# President of Valencia has resigned ...



## Alcalaina (Aug 6, 2010)

... Francisco Camps, facing trial for corruption in the Generalitat de Valencia, has stepped down from the Presidency.

It has been proved that he received bribes from businesses in exchange for lucrative contracts - the latest being €14,000 worth of suits - and that's just the tip of the iceberg. But he is still maintaining his innocence.

The leader of the PP, Mariano Rajoy, has backed him throughout and allowed him to stand for the presidency in May even though his trial was pending.
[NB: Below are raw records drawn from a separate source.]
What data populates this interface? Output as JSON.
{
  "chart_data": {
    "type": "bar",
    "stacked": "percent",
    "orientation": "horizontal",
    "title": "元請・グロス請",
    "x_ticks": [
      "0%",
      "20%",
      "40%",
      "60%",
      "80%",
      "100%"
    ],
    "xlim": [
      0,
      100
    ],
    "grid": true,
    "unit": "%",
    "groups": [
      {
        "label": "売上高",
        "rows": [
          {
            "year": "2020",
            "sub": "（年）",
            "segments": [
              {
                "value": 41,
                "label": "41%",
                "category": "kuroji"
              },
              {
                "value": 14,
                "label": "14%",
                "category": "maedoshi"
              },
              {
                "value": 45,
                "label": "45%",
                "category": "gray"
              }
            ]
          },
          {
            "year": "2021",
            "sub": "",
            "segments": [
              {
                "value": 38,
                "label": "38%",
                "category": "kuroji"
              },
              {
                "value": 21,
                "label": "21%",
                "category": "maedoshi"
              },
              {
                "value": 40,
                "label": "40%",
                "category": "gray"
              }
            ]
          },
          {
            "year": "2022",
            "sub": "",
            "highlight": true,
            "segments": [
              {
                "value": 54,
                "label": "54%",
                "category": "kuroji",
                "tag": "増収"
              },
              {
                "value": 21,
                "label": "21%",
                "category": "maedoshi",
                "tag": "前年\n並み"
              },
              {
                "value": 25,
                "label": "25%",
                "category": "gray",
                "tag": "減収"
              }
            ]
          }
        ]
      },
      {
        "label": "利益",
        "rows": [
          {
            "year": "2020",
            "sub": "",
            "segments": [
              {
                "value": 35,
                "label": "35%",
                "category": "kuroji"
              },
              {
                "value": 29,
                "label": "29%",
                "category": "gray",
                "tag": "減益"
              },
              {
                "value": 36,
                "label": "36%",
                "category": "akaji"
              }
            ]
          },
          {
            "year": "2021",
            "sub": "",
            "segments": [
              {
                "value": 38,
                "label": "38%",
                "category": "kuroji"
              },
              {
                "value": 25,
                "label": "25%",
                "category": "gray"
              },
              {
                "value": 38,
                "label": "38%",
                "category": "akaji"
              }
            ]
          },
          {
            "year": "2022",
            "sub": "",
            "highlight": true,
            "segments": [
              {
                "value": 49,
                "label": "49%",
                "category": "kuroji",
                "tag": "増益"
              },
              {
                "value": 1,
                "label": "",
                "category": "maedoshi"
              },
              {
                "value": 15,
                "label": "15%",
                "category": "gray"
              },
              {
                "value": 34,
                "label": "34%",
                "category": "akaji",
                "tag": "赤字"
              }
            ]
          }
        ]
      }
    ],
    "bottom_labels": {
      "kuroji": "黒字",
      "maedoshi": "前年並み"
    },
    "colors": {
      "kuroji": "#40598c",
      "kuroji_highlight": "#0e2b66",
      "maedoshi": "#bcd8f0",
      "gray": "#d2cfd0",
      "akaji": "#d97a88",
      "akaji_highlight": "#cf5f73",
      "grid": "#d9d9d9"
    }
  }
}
Not quite on the Murdoch scale, but good news for democracy in Spain.

Camps deja la Generalitat para defender su inocencia | Política | EL PAÍS


----------



## Alcalaina (Aug 6, 2010)

Here is the report in English:
Valencia regional premier Francisco Camps resigns · ELPAÍS.com in English


----------



## xabiaxica (Jun 23, 2009)

Alcalaina said:


> ... Francisco Camps, facing trial for corruption in the Generalitat de Valencia, has stepped down from the Presidency.
> 
> It has been proved that he received bribes from businesses in exchange for lucrative contracts - the latest being €14,000 worth of suits - and that's just the tip of the iceberg. But he is still maintaining his innocence.
> 
> ...


and about time too!


----------



## Guest (Jul 20, 2011)

Oh. My. Goodness. 

I didn't think he'd do it.


----------



## littleredrooster (Aug 3, 2008)

Excellent news.
I took an instant dislike to him.
I always thought he was a dodgy, arrogant piece of sh*t.
Lets just hope for something better.


----------



## Guest (Jul 21, 2011)

What's the talk on Fabra?


----------